What they wouldn't have been allowed to do was share a seat on a bus with an African-American. "When I grew up in Birmingham," she says, "black people still rode at the back of the bus. They still had to drink out of the coloureds-only water fountains and use their own rest-rooms."

Badham says the filmmakers were doing a "cattle call across the south" and wanted "children of the south who could speak with a true southern accent". They were taken to Hollywood and Maycomb was created on the studio backlots.

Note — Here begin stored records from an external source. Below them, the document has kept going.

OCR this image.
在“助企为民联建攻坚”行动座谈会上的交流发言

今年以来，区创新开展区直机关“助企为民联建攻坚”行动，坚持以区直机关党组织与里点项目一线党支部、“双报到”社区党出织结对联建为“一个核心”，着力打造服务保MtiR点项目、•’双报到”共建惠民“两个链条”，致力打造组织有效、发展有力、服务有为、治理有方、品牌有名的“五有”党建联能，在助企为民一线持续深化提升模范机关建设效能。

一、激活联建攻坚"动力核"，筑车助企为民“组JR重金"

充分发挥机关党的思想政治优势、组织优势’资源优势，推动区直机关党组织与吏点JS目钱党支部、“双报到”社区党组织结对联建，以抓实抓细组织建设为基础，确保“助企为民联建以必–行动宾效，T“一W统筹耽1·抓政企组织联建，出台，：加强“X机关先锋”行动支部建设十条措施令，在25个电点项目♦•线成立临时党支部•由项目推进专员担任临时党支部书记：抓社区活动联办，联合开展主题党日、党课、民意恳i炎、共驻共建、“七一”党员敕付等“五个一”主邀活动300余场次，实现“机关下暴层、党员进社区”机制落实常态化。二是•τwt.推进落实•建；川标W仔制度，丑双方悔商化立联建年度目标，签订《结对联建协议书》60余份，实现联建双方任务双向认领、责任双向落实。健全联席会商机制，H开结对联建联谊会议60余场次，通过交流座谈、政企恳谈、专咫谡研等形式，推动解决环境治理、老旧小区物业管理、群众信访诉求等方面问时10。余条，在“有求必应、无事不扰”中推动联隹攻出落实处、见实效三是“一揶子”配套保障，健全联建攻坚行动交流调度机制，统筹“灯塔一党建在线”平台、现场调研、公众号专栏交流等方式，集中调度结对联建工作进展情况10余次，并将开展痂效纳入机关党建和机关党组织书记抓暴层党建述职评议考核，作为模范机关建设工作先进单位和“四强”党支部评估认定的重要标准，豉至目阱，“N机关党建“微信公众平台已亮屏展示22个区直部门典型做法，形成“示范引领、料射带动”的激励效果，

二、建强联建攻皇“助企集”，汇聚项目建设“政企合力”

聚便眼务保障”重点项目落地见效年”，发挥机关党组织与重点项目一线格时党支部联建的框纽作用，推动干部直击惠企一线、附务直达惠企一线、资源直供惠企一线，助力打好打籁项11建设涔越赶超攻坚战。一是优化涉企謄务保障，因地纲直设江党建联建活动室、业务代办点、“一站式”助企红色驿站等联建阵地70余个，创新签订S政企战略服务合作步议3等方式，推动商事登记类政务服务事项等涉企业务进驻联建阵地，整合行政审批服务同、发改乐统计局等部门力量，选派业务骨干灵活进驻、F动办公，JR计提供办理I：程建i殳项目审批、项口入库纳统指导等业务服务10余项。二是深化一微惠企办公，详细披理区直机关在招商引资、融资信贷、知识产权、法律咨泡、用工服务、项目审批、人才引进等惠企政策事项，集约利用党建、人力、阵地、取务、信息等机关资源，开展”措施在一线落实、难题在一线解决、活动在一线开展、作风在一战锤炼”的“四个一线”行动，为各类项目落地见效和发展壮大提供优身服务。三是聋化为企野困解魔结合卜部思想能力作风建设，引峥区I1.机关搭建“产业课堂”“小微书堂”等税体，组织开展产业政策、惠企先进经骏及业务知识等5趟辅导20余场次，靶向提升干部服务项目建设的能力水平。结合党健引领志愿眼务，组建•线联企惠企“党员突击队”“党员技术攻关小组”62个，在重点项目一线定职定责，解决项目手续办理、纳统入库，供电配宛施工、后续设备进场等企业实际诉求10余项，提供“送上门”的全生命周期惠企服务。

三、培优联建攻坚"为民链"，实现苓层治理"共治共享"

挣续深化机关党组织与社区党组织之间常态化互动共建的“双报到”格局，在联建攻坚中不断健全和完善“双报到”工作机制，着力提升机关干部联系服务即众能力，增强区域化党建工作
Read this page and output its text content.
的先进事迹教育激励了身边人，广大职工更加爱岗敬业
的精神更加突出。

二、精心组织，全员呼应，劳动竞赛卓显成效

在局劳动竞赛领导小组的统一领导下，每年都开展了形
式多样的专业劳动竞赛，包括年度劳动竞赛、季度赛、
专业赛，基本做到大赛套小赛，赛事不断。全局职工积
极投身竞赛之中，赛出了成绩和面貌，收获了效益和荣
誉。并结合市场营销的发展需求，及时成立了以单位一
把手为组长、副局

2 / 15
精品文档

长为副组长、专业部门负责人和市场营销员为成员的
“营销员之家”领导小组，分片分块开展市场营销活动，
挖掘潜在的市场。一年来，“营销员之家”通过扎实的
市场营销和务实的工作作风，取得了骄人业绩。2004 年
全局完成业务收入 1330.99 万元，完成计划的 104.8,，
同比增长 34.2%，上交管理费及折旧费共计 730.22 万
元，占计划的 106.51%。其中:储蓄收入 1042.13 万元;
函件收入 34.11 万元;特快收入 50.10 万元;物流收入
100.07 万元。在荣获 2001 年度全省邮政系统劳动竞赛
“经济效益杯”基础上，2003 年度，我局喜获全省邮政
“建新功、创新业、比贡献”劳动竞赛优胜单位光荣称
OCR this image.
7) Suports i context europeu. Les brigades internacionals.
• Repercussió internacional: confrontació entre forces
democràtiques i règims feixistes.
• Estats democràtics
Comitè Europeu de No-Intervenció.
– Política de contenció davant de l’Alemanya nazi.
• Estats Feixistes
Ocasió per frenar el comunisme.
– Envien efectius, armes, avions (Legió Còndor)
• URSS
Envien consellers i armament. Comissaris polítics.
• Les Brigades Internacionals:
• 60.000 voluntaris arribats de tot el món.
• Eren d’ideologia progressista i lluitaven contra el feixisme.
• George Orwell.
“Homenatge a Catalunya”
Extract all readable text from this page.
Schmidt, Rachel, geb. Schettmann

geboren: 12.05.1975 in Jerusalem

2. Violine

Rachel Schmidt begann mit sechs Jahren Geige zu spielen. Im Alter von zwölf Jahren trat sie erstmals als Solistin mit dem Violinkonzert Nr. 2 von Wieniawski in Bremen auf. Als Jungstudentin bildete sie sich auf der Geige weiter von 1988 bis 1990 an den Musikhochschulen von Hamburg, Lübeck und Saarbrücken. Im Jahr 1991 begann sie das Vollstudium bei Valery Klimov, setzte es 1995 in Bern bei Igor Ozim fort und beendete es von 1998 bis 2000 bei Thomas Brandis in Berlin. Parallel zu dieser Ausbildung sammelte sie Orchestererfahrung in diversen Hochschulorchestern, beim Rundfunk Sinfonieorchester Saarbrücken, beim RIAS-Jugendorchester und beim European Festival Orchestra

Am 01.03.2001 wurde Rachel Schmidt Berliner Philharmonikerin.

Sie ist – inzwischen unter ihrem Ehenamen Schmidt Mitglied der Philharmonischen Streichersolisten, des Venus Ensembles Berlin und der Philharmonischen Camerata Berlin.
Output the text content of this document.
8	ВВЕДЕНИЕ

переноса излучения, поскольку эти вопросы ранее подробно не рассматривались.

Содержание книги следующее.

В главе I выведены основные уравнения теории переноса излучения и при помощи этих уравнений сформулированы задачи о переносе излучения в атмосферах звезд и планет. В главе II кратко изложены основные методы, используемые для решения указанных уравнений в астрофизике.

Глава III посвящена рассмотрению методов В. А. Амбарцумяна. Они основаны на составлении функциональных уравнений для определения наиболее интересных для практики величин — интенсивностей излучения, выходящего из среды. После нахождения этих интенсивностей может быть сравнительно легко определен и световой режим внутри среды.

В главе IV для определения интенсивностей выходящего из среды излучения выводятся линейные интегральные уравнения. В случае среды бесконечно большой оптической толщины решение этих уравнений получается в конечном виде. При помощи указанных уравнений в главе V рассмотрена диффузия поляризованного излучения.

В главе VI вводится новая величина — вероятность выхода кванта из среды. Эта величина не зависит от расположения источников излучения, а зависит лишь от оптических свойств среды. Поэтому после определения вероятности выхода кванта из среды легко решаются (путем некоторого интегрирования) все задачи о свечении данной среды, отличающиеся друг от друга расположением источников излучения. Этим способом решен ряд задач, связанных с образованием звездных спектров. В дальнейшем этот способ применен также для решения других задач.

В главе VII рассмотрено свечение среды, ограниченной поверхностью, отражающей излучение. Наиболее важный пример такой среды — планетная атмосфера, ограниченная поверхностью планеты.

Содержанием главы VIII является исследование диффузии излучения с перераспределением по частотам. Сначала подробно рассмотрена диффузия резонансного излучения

The west coast was an eye-opener for an Alabama schoolgirl. People lived in mixed-race relationships and Badham learnt that "there was a whole different world out there and not everybody thinks the way they do down there [the south]". When she returned to Birmingham, she couldn't fit in.

"The Badhams were founding fathers of Birmingham. My dad was a general in the air force, and really well thought of; I had been welcomed into the best homes in Birmingham. Well, then I got back and it was like, 'Oh, Lord only knows what that child has learnt out there in Hollywood."'
What she did find in Hollywood were friendships that endured, most notably with the film's biggest star, Gregory Peck. "He was a wonderful, wonderful human being," she recalls. What people saw on the screen is what they got off-screen.

Too familiar to call him Mr Peck and too young to call him Greg, Badham says, "Atticus it was for him and Scout it was for me, and that's how it stayed. We were really, really close."

Through the years that bond stayed strong. "It was like a family," she says, "and I don't know of any other film where you can say that the people kept up with each other and would take the time to call one another or if they were in the same town to see one another.
"It was nothing for me to pick up the phone and it would be Atticus on the other end of the line, saying 'Watcha doin', kiddo?' And that meant a lot to me."

Memorising screenwriter Horton Foote's lines hadn't been a problem for Badham until she realised the adventure was about to end. There was one scene to go, the pivotal moment outside the jail where Atticus was guarding his client Tom Robinson against a lynch mob. Scout and her film brother Jem (Phillip Alford) were there to see what all the fuss was about. It was Scout who turned the crowd around with her wide-eyed innocence in speaking to one of them. But Badham faltered.

"That was the last scene that we shot and I knew that after that I would have to say goodbye to all these people that I had fallen in love with, and I didn't want to say goodbye," she says.
"I hadn't had any trouble up to that point, and then all of a sudden I started stumbling and bumbling. Finally Mr Mulligan [the director] called 'cut'. My mum took me back to the trailer and she's like, 'Young lady, you better get your lines right and you better do this scene because you know what the freeways are like at five o'clock and these people want to go home,' and I'm like, 'OK,' and I go out and do the scene."

While time has not dented her love for all things Mockingbird, it has taken its toll. "I can't watch it any more, I just can't. It's so upsetting because nearly everyone is gone," she says.